Mais je n’ai pas envie de lui en parler. J’ai trop peur de me faire gronder. Et puis, elle le sait. Elle l’a vu me faire ça et elle n’a rien dit.

— Non, je préfère pas…
— Tu devrais appeler alors, me conseille-t-elle en refaisant ses lacets.
Il faut que j’y réfléchisse. La cloche sonne.
Nous nous dépêchons d’aller en classe. Pendant la leçon, je n’arrête pas de penser au numéro rouge. Est-ce que je devrais appeler ?

Chapitre 4
Monsieur Jarot
Le soir, je cours chez moi et je m’enferme dans ma chambre.

Je ressors l’article de mon cahier. Je lis et je relis ce qu’il y a écrit. Je repense à mes souvenirs. Il faut que j’en ai le cœur net. Il faut que je sache ! Est-ce que c’est normal ou pas ?
Je vais dans la cuisine chercher le téléphone et je remonte dans ma chambre. Je ferme la porte.

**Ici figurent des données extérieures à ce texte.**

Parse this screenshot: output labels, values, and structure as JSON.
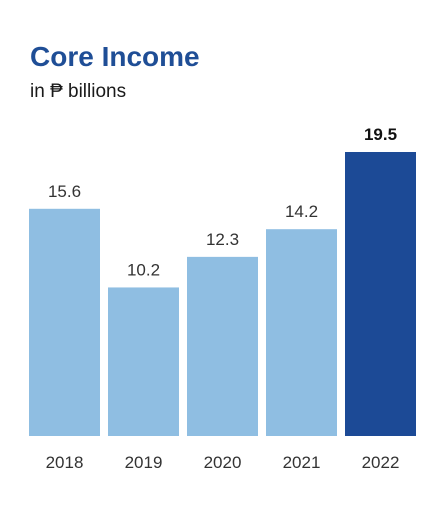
{
  "chart_data": {
    "type": "bar",
    "title": "Core Income",
    "subtitle": "in ₱ billions",
    "categories": [
      "2018",
      "2019",
      "2020",
      "2021",
      "2022"
    ],
    "values": [
      15.6,
      10.2,
      12.3,
      14.2,
      19.5
    ],
    "value_labels": [
      "15.6",
      "10.2",
      "12.3",
      "14.2",
      "19.5"
    ],
    "highlight_index": 4,
    "colors": {
      "bar": "#8fbee2",
      "highlight": "#1c4a96",
      "title": "#1f4e96"
    },
    "ylim": [
      0,
      19.5
    ],
    "grid": false,
    "legend": "none"
  }
}
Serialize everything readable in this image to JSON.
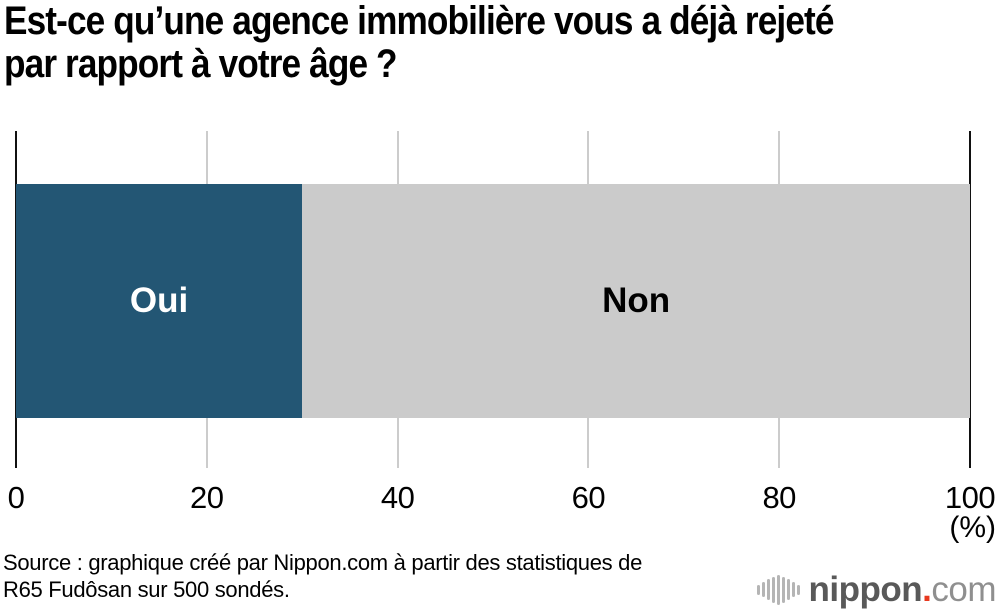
{
  "title": "Est-ce qu’une agence immobilière vous a déjà rejeté\npar rapport à votre âge ?",
  "chart_data": {
    "type": "bar",
    "orientation": "horizontal",
    "stacked": true,
    "title": "Est-ce qu’une agence immobilière vous a déjà rejeté par rapport à votre âge ?",
    "categories": [
      "Oui",
      "Non"
    ],
    "values": [
      30,
      70
    ],
    "series": [
      {
        "name": "Oui",
        "value": 30,
        "color": "#235674",
        "label_color": "#ffffff"
      },
      {
        "name": "Non",
        "value": 70,
        "color": "#cbcbcb",
        "label_color": "#000000"
      }
    ],
    "xlim": [
      0,
      100
    ],
    "x_ticks": [
      0,
      20,
      40,
      60,
      80,
      100
    ],
    "unit_label": "(%)",
    "grid": true,
    "legend": "none",
    "note": "Labels drawn inside bar segments"
  },
  "source": "Source : graphique créé par Nippon.com à partir des statistiques de\nR65 Fudôsan sur 500 sondés.",
  "logo": {
    "text_main": "nippon",
    "dot": ".",
    "text_suffix": "com",
    "colors": {
      "main": "#595959",
      "dot": "#e8391f",
      "suffix": "#8f8f8f",
      "icon": "#b5b5b5"
    }
  }
}
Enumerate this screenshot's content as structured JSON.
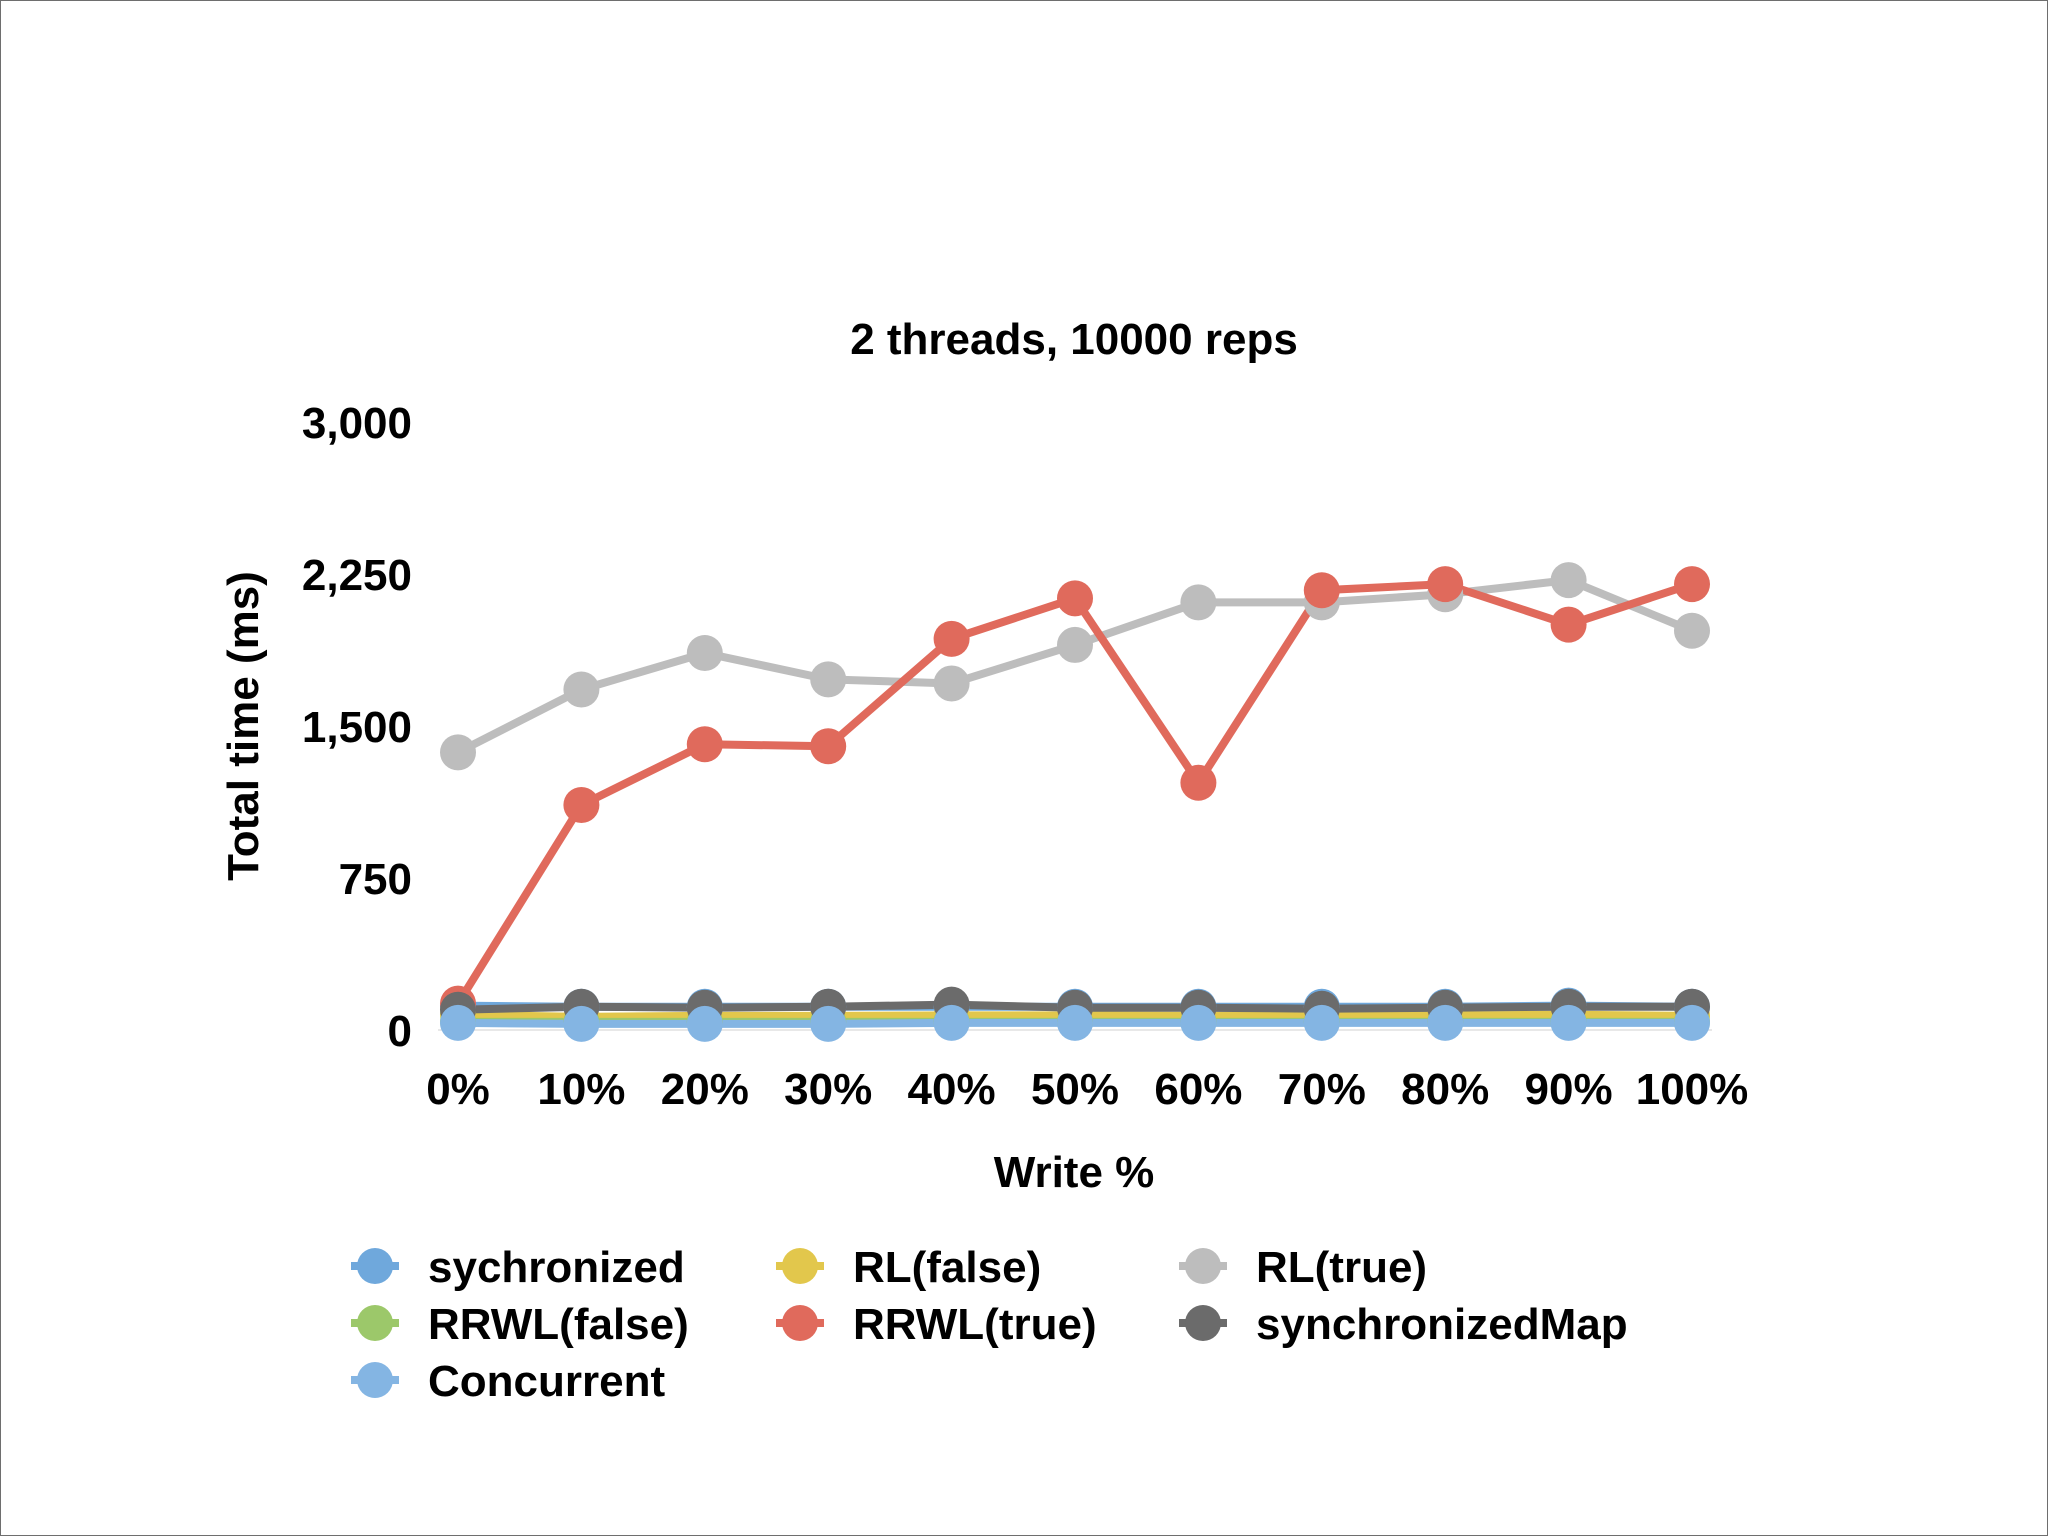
{
  "chart_data": {
    "type": "line",
    "title": "2 threads, 10000 reps",
    "xlabel": "Write %",
    "ylabel": "Total time (ms)",
    "categories": [
      "0%",
      "10%",
      "20%",
      "30%",
      "40%",
      "50%",
      "60%",
      "70%",
      "80%",
      "90%",
      "100%"
    ],
    "yticks": [
      "0",
      "750",
      "1,500",
      "2,250",
      "3,000"
    ],
    "ytick_values": [
      0,
      750,
      1500,
      2250,
      3000
    ],
    "ylim": [
      0,
      3000
    ],
    "grid": false,
    "legend_position": "bottom",
    "series": [
      {
        "name": "sychronized",
        "color": "#6fa8dc",
        "values": [
          120,
          115,
          115,
          115,
          115,
          115,
          115,
          115,
          115,
          120,
          115
        ]
      },
      {
        "name": "RL(false)",
        "color": "#e2c74c",
        "values": [
          75,
          65,
          70,
          70,
          72,
          72,
          70,
          70,
          72,
          75,
          70
        ]
      },
      {
        "name": "RL(true)",
        "color": "#bdbdbd",
        "values": [
          1370,
          1680,
          1860,
          1730,
          1710,
          1900,
          2110,
          2110,
          2150,
          2220,
          1970
        ]
      },
      {
        "name": "RRWL(false)",
        "color": "#9cc86a",
        "values": [
          40,
          40,
          40,
          40,
          40,
          40,
          40,
          40,
          40,
          40,
          40
        ]
      },
      {
        "name": "RRWL(true)",
        "color": "#e06a5c",
        "values": [
          130,
          1110,
          1410,
          1400,
          1930,
          2130,
          1220,
          2170,
          2200,
          2000,
          2200
        ]
      },
      {
        "name": "synchronizedMap",
        "color": "#6b6b6b",
        "values": [
          100,
          115,
          110,
          115,
          125,
          110,
          110,
          105,
          110,
          115,
          115
        ]
      },
      {
        "name": "Concurrent",
        "color": "#84b5e3",
        "values": [
          35,
          30,
          30,
          30,
          35,
          35,
          35,
          35,
          35,
          35,
          35
        ]
      }
    ]
  }
}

J’ai les mains moites. J’hésite à appeler. J’ai peur. Mais au pire, je n’aurai qu’à raccrocher ! Bon, je me décide… J’appelle ! Ça sonne.

— Le 119, j’écoute !
C’est une voix d’homme. Il a l’air gentil. Il a une voix qui chante.
— Euh… Bonjour…, dis-je avec ma voix qui tremble un peu.
— Bonjour mademoiselle ! Comment tu t’appelles ?
Je veux pas lui dire comment je m’appelle. Alors je lui demande en triturant une mèche de mes cheveux :
— J’ai juste une question à vous poser…
— D’accord ! Pose-moi toutes les questions que tu veux !
Je prends mon courage à deux mains.

— Est-ce que c’est normal qu’on me touche là… enfin je veux dire, ici… enfin, vous comprenez ?
— Là où tu fais pipi ?
Je suis gênée mais tant pis.
— Oui… et sur la poitrine aussi.
Il me répond du tac-o-tac.
— Non, ce n’est pas normal. Personne n’a le droit de te toucher. C’est interdit !
Ça y est, j’ai ma réponse ! L’homme me demande :
— Tu veux bien me donner ton nom et ton adresse ?
J’ai trop peur. Je lui demande :
— Est-ce que mes parents vont savoir que je vous ai appelé ?
— Non, ma grande, ils ne le sauront pas. Tu veux bien me dire au moins ton nom ?
Mais, je refuse.
— Non, je veux pas vous le dire…
— D’accord. C’est quelqu’un de ta famille qui te fait ça ?
— Oui…
— Alors tu sais ce qu’on va faire ? Je vais te donner mon nom à moi. Tu vas apprendre le numéro 119 par cœur. Comme ça, s’il recommence ou si tu ne te sens pas bien, tu m’appelleras, d’accord ? Promis ?
Je serre fort le combiné contre mon oreille.

— Promis !
Puis, j’attrape mon cahier. J’écris son nom : monsieur Jarot. Je suis encore un peu bouleversée mais je sens un poids énorme qui vient de s’enlever. Je me sens mieux. Beaucoup mieux !
Chapitre 5
Les biscuits au miel
Le lendemain, je raconte tout à Jade.

— Oh, je suis contente que tu l’aies fait ! Ma grand-mère proposait d’appeler pour toi…
Je lui demande, catastrophée :
— Tu lui as pas dit que c’était moi ?
— Non, me rassure Jade, mais tu sais, elle m’a dit qu’il fallait pas que tu gardes ça pour toi. Elle veut t’aider aussi. Et puis tu aimes tellement ses biscuits. D’ailleurs, tiens, elle en a fait pour toi.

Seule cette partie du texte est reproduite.